VF : Komics Initiative

THE GODD ASIAN est un comic book publié aux Etats Unis chez Image Comics en 10 numéros entre mai 2021 et avril 2022. Le scénario est de Pornsak Pichetshote et les dessins du français Alexandre Tefenkgi. Le récit est traduit en français par Benjamin Viette en un seul volume en 2024 chez Komics Initiative, auréolé de prestigieuses récompenses comme le Eisner Award de la meilleure mini-serie et le Book of the year aux Harvey Awards.

©Image Comics/Komics Initiative

Nous sommes en 1936 à San Francisco. Edison Hark est un jeune homme d’origine chinoise qui a grandi au sein d’une famille de riches américains, les Carroway, dont le patriarche l’a adopté, suite au décès de sa mère qui était leur gouvernante. Devenu adulte, Edison est désormais détective privé et sa famille adoptive fait alors appel à ses services: le père, Mason Carroway, est plongé dans le coma suite à une attaque et avant cet accident, sa jeune domestique asiatique avec qui il entretenait une liaison a disparu du jour au lendemain. Edison commence à enquêter pour retrouver sa trace mais très vite, l’affaire se complique: en plus des secrets de famille du clan Carroway, un cadavre est retrouvé dans un sous-sol en plein Chinatown et met la police et Edison sur la piste d’un mystérieux assassin. 

D’abord éditeur travaillant pour DC Comics dans les dernières années du label Vertigo, Pornsak Pichetshote est passé à l’écriture de scénario, dans un premier temps pour des séries télévisées puis pour ses propres comics. Il livre ici un authentique roman noir, reprenant tous les codes de la détective story issus du courant hard boiled popularisé dans les années 1920 au sein des magazines pulps avec les personnages de privés crées par Carroll John Daly et Dashiell Hammett. Par la qualité de son écriture, il dépasse le simple pastiche et l’hommage respectueux dans une veine néo-noire que pourtant nombre d’auteurs de comics ont souvent revisitée avec talent ces quarante dernières années.

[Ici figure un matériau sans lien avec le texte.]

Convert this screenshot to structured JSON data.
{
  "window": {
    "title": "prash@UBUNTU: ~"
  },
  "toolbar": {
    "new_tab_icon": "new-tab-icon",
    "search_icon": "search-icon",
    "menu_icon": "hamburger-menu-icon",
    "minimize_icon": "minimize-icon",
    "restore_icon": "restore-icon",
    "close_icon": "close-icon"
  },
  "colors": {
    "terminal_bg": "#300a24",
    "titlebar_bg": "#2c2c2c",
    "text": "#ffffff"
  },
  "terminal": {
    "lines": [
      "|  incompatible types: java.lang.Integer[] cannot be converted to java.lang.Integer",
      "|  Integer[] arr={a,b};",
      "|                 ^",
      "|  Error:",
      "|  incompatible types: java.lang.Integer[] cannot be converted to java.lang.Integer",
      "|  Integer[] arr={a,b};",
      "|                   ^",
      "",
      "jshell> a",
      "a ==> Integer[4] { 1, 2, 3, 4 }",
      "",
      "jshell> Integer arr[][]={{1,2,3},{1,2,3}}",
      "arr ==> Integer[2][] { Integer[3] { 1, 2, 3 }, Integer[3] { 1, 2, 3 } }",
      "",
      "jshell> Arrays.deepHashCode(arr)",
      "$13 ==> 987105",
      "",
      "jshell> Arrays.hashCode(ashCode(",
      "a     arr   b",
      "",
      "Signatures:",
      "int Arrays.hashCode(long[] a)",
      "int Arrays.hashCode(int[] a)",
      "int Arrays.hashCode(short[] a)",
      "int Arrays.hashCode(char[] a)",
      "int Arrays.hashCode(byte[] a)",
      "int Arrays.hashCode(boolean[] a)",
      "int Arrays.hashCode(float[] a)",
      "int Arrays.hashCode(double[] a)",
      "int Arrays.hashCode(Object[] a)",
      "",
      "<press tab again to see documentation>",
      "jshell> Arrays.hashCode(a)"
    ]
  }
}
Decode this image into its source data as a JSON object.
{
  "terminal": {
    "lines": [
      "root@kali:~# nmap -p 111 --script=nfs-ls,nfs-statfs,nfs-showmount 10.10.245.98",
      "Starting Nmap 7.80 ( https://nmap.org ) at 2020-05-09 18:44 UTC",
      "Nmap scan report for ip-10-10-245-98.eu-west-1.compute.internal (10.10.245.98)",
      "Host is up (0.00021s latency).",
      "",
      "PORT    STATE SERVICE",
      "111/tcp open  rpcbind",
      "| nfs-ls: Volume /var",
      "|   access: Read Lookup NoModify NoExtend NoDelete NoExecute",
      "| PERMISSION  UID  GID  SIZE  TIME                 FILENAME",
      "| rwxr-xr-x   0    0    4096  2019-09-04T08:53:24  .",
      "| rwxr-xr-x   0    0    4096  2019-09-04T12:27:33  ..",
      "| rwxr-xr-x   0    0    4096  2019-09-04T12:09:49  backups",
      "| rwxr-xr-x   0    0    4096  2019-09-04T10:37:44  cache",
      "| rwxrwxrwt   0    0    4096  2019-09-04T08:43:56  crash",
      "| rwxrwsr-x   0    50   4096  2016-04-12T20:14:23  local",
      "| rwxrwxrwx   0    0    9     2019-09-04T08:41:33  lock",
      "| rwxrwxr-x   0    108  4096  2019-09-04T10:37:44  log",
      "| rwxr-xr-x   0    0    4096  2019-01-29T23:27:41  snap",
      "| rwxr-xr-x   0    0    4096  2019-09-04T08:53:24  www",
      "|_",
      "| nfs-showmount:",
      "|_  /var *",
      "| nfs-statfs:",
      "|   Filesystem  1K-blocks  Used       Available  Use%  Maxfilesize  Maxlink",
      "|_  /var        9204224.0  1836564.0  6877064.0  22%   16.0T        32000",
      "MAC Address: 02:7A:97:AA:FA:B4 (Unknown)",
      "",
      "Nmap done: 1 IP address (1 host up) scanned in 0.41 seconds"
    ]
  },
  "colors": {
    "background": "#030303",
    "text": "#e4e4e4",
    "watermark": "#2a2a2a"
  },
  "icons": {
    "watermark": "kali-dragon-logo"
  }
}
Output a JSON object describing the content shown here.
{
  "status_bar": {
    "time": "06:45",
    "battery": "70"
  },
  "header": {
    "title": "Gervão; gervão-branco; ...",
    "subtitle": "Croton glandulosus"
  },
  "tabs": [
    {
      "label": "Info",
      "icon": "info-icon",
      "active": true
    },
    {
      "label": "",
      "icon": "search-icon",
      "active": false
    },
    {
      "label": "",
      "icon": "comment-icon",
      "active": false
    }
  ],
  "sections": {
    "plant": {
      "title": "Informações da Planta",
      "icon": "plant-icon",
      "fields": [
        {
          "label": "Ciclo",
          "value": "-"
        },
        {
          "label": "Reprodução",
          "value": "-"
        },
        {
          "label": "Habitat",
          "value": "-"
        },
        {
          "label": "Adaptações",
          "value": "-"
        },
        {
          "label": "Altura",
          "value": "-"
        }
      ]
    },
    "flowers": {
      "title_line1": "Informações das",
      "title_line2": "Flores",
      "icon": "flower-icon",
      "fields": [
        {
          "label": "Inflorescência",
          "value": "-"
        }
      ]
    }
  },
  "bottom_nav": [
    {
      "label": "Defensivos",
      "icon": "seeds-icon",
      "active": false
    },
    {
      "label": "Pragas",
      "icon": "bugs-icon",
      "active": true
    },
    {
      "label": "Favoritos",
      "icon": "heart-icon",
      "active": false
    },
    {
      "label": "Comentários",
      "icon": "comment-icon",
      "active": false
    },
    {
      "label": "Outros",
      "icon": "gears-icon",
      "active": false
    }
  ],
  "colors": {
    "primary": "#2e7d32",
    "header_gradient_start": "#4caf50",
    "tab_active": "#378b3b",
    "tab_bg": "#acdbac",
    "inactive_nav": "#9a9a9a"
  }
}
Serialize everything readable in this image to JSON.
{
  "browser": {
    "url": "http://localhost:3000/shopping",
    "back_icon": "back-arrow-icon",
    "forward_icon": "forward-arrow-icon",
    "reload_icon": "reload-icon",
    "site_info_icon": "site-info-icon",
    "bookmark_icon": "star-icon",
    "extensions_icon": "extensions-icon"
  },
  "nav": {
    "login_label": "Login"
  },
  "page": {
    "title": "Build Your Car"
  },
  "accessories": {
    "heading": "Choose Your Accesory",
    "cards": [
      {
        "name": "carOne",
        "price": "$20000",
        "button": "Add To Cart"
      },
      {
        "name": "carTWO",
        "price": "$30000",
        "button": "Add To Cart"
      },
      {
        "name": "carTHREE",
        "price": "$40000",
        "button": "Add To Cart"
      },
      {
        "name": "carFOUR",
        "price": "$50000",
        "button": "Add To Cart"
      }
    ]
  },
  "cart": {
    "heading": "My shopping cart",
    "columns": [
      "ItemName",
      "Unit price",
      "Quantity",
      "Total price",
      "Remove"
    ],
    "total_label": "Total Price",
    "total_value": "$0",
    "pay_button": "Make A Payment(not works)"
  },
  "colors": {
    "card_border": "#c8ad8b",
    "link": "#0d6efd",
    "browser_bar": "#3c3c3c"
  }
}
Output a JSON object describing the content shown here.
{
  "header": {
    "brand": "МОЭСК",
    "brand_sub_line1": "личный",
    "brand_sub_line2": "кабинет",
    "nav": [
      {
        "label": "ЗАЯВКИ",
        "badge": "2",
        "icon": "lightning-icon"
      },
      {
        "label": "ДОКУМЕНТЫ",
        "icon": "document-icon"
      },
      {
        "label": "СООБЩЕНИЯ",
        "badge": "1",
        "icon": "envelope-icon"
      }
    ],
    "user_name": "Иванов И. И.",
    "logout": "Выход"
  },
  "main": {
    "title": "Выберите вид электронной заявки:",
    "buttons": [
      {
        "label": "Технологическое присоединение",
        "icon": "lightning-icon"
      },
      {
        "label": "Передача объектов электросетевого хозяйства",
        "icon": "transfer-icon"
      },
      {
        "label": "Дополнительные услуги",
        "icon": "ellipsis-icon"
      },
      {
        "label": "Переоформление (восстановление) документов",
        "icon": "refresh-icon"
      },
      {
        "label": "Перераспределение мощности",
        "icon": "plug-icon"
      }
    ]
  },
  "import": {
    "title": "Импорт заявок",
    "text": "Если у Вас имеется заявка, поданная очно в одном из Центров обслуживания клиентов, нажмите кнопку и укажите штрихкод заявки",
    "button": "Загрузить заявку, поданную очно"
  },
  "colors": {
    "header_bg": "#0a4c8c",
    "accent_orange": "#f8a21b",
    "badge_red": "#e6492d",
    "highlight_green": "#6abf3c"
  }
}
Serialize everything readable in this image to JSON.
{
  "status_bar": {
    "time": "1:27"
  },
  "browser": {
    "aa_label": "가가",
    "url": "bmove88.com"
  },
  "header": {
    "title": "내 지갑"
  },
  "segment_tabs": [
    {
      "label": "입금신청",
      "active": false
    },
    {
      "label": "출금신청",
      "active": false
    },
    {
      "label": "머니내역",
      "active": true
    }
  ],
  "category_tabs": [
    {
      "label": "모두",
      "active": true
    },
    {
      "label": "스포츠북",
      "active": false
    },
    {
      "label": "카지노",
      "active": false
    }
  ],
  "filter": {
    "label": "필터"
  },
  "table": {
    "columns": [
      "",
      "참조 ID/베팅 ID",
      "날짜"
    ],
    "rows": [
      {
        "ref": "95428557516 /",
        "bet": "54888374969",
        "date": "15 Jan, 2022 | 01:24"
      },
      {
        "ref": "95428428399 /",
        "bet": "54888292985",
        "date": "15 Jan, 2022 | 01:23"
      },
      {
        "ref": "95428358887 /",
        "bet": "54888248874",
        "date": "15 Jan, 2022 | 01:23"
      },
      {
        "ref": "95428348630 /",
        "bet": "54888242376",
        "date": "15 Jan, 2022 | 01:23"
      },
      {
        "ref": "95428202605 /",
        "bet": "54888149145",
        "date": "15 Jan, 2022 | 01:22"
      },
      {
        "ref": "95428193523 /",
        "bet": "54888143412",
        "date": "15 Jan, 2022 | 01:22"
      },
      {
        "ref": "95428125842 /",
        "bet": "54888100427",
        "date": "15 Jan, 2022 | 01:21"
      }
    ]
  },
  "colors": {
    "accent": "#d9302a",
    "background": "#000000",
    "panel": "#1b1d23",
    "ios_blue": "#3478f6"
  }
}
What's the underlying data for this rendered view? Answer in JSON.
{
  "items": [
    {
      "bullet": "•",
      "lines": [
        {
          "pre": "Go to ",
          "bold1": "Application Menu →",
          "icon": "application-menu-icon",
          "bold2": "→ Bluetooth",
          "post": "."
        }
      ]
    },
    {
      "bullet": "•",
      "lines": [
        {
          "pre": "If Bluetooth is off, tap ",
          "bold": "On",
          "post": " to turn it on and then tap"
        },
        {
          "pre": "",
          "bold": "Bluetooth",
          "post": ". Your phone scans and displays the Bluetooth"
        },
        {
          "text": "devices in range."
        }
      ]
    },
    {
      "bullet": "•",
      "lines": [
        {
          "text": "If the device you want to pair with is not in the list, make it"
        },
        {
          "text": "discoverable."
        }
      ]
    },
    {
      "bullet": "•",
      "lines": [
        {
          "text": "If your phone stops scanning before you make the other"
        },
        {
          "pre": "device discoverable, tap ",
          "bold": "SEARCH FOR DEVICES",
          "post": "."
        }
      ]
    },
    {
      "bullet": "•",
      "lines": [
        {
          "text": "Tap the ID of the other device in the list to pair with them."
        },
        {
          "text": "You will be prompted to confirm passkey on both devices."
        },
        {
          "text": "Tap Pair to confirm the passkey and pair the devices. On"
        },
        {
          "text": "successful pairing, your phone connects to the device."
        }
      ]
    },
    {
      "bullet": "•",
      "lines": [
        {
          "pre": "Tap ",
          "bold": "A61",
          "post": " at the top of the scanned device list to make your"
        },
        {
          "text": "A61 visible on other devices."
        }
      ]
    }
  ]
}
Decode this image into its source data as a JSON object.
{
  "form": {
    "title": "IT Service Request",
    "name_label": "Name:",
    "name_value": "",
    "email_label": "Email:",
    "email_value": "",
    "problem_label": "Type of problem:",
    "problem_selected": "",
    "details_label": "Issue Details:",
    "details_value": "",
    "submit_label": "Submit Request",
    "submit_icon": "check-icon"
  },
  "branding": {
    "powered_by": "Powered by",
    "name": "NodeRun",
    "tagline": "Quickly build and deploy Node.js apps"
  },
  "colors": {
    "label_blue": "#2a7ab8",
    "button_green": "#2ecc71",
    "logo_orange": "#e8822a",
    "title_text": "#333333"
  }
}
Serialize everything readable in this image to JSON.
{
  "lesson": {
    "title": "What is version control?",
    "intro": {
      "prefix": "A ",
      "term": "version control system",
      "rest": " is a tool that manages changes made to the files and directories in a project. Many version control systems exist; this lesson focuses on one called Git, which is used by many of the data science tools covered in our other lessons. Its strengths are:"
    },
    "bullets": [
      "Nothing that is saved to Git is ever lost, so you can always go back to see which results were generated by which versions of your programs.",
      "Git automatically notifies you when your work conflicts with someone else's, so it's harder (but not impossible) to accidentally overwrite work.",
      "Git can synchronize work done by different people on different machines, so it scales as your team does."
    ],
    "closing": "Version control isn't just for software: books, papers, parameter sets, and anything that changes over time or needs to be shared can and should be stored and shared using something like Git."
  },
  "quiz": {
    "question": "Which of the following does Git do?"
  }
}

©Image Comics/Komics Initiative

La planche d’ouverture permet de planter le décor: la ville de San Francisco (on sait que le cadre urbain, la ville moderne est un des éléments fondamentaux de la mythologie du roman noir, Frank Miller l’a brillamment rappelé) et l’époque, 1936, la dernière case de la page évoquant l’ombre de la seconde guerre mondiale qui plane déjà. Ce cadre sera bien plus qu’un simple décorum rétro car le scénario et l’intrigue de THE GOOD ASIAN s’appuient sur une matière documentaire assez riche (que les bonus de l’édition intégrale détaillent largement): de manière très didactique, l’ouverture rappelle que le 6 mai 1882, les Etats Unis votent le Chinese Exclusion Act qui suspend l’immigration des ressortissants chinois sur le sol américain, loi promue par le sénateur républicain Aaron A. Sargent, le même qui avait permis l’adoption du Pacific Railroad Act vingt ans plus tôt et la construction d’une ligne de chemin de fer transcontinale… grâce à une contribution massive d’ouvriers chinois (il sera aussi à l’origine d’une proposition de droit de vote des femmes quelques années plus tard).

Toujours appliquée dans les années 30, cette loi anti-immigration contribue à entretenir un climat de xénophobie envers la population asiatique et ce sera un des enjeux du récit, puisque la découverte de ce cadavre dans le quartier de Chinatown menace de perturber la sécurité au sein d’une communauté qui tente de montrer patte blanche aux autorités. Pendant son enquête, le héros, Edison Hark, va donc se retrouver pris entre deux feux. Alexandre Tefenkgi campe le personnage de manière stéréotypée: il incarne l’icone du privé telle que les films noirs des années 40 l’ont immortalisé, avec son chapeau mou et son imperméable, dans un dessin presque ligne claire qui lui donne une allure assez lisse que seule une balafre au niveau de son visage vient contredire (l’origine de la balafre sera dévoilée plus tard dans le scénario) comme un signe extérieur de son identité contrariée.

Car si Edison Hark incarne un stéréotype, c’est que lui-même s’est crée un personnage et joue un rôle: c’est donc une manière pour les auteurs de réinvestir un imaginaire fictionnel mais cette fois-ci en proposant un autre point de vue. Car faut-il le préciser, quand la fiction américaine s’empare de la Chine, sa vision de la Chine n’est jamais que l’expression d’un imaginaire occidental, celui de l’américain blanc, qu’il prenne la forme de stéréotypes négatifs (incarnant le fameux « péril jaune »), exemplairement le personnage de Fu Manchu, inventé par le romancier anglais Sax Rohmer et qui fut porté à l’écran des les années 20 (on retiendra son incarnation par Boris Karloff dans LE MASQUE D’OR en 1932) et servant de modèle au méchant empereur Ming dans le FLASH GORDON d’Alex Raymond (1934) et au Mandarin chez Marvel, ou bien de personnages positifs comme celui du détective Charlie Chan.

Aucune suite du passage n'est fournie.